Solar activity goes in 11 year cycles, and the peak of the current cycle is predicted to occur later this year. As the report says, “The number of vulnerable systems has increased and networks have expanded greatly since the last maximum eleven years ago, which in turn has augmented the risk for both policyholders and the insurance industry.
It also directly addresses the role of insurers, saying, “The possible consequences of space weather puts a new complexion on the risks threatening our technical world. While people and technological systems have always been exposed to terrestrial natural hazards, bringing space weather into the picture opens up whole new dimensions which may ultimately affect the insurance industry through personal injury, property and financial losses.”
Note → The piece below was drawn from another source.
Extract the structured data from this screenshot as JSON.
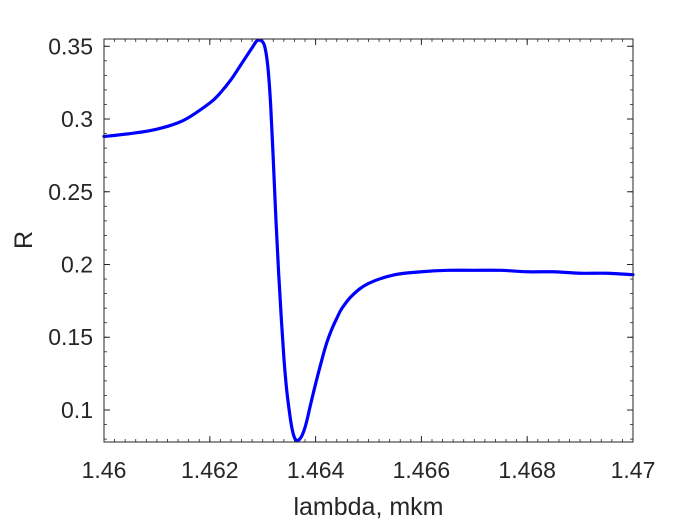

Swiss Re also foresees a greater responsibility for insureds with the evolution of better analytical techniques for space weather. ” Should events now be considered foreseeable because of, the constant improvements which are being made in space weather forecasting?” asks the report.
It concludes that, “This much is certain: loss mitigation measures are rapidly gaining in importance, and the insurance industry should pay increased attention to the duties of the insured in this area.”